My mother’s parents lived in Bramley, a suburb of Leeds in West Yorkshire, England, at the beginning of the 20th century. A working-class family of the time my grandmother was a fine worsted mender at Airedale Mill in Rodley next to the Leeds and Liverpool canal. The back to back working-class terrace they lived in had a cold stone basement cellar used as a cool store pantry before the invention or affordability of refrigerators. It acted alternatively as a bomb shelter during the Second World War. There was a small living room and kitchen on the ground floor and two small rooms upstairs. Each house had an attic and, I seem to recall, my mother used to tell of how these were all connected at one time so you could walk from one to another. The attic, a space of mystery, held forgotten stories and secrets, as in children’s books and fairy tales; a monster under the bed or strange lands through hidden doors, magical routes to other worlds. There was a large wardrobe full of clothes once worn but now forgotten, handmade dresses created by skills now lost, thrifted and remade during the war, many no longer fitting, shaped as memories of former times and other people, standing forlorn now in the corner.
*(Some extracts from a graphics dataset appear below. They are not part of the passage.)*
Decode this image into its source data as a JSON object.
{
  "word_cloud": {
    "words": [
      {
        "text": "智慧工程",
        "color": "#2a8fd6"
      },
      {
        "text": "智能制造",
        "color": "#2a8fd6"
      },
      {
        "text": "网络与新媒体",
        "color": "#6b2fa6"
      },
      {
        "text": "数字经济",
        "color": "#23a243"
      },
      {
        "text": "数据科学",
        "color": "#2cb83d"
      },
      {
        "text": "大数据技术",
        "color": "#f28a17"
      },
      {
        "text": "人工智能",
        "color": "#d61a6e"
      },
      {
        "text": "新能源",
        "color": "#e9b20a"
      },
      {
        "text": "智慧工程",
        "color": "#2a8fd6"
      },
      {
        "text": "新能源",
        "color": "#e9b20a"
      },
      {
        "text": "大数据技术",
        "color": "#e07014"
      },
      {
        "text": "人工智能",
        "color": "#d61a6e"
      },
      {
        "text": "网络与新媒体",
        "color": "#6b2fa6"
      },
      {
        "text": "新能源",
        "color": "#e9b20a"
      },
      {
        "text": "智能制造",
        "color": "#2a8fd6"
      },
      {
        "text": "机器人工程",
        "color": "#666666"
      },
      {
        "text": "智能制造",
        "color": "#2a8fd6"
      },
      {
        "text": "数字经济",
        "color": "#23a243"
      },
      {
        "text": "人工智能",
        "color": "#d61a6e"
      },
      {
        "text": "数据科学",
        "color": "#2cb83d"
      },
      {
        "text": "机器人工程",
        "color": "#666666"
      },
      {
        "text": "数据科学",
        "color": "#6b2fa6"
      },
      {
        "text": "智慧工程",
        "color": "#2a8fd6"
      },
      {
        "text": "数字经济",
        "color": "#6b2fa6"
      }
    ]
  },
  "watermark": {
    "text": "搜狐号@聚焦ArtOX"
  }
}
The wardrobe in memory and reality is an archive of ghosts waiting to step out to “appall us, haunt us, perhaps even console us” (Stallybrass 2016, 72[1]). These clothes told stories of prescience and intimacy recalling past lives lived through sight, touch and smell. The attic was filled with a large bed with quilted, crafted and crocheted covers and the dressing table was filled with memory objects, forgotten objects, mythical objects, objects with stories; old hairbrushes, hand mirrors, shoes and inlaid boxes and a box of old photos of frozen moments of ephemeral ghosts. These scenes are now preserved in fading memories of my childhood where these oneiric objects bring about subconscious remembrance through an appropriated play of analogies that embrace synaesthesia of evocative forms; the floating images of liquid memories dissolved in the fluid of the past.
The Powerful Whispers project evokes the past in the present, memory through imagery, interactive sound works whispering of the past and the fragility of fibres capture the worn and fraying temporality of memory. The work explores personal memories of loss and the phantasmagoria of post-memory.
Rob Burton (York, UK) is a visual artist and critical thinker who explores themes of memory, loss and transformation through fiber, fabric making, print, drawing and mixed media. Rob Burton’s textile and fibre artworks cross the threshold of disciplines in a conceptual dialogue between the innovative use of analogue, contemporary and emerging techniques and technologies and critical thinking. Rob has recently exhibited internationally in group exhibitions, biennials and triennials in the USA, Europe, China and the UK.
[1] Stallybrass, Peter. Worn Worlds in Hemmings, Jessica. (ed.) 2015 The Textile Reader. London: Bloomsbury Academic, an imprint of Bloomsbury Publishing Plc.